The scheme’s log records each time an ID card is used to verify a person’s identity when they make a high value purchase, open a bank account or take out a mortgage.

Tax officials could use the system to look for cases where large numbers of high value purchases have been recorded, which might indicate that a person earns more than they declare.

The database will also include information on checks made by employers that job applicants are eligible to work in Britain. This could alert the taxman to people who have undeclared second occupations.

Companies will be allowed to check details on the database for a fee of around 60p per inquiry. Each time a check is made against the ID card, it will be logged on the National Identity Register.

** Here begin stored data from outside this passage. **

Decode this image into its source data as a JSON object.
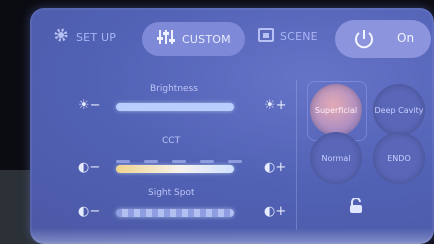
{
  "tabs": {
    "setup": {
      "label": "SET UP",
      "icon": "gear-icon"
    },
    "custom": {
      "label": "CUSTOM",
      "icon": "sliders-icon",
      "active": true
    },
    "scene": {
      "label": "SCENE",
      "icon": "scene-icon"
    }
  },
  "power": {
    "label": "On",
    "icon": "power-icon"
  },
  "sliders": [
    {
      "label": "Brightness",
      "minus": "☀−",
      "plus": "☀+"
    },
    {
      "label": "CCT",
      "minus": "◐−",
      "plus": "◐+"
    },
    {
      "label": "Sight Spot",
      "minus": "◐−",
      "plus": "◐+"
    }
  ],
  "modes": [
    {
      "label": "Superficial",
      "active": true
    },
    {
      "label": "Deep Cavity",
      "active": false
    },
    {
      "label": "Normal",
      "active": false
    },
    {
      "label": "ENDO",
      "active": false
    }
  ],
  "lock": {
    "icon": "unlock-icon"
  }
}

Phil Booth, of the NO2ID campaign, told the Daily Mail: “It would be hypocrisy of the highest order for politicians so reluctant to come clean on their own personal finances to pass legislation that would let the taxman snoop through all of ours.

“The big lie of the ID scheme is that it’s for our benefit – the detail shows it’s all about giving the bureaucrats and bean-counters more control.”

The news comes two weeks after the Home Secretary Jacqui Smith was forced to scrap plans for a national communications database amid privacy fears.

One Response to “Britain: Tax Authorities Will Monitor Financial Transactions in Search for Evidence of Undeclared Earnings or Bank Accounts”

  1. AHuxley says:

    Instant reverse income tax chart.
    Say you spend 300 out of 500 on basics. 150 on fun.
    Save 50 or some other personal ratio. Any spike to a known base line would tip the tax man off. Even spending x00 could put you on a watch list. At tax time, they have a ‘look at’ list.

    All you could do then is save cash. The problem is using it. Any large item would need a contract, id shown, they have you.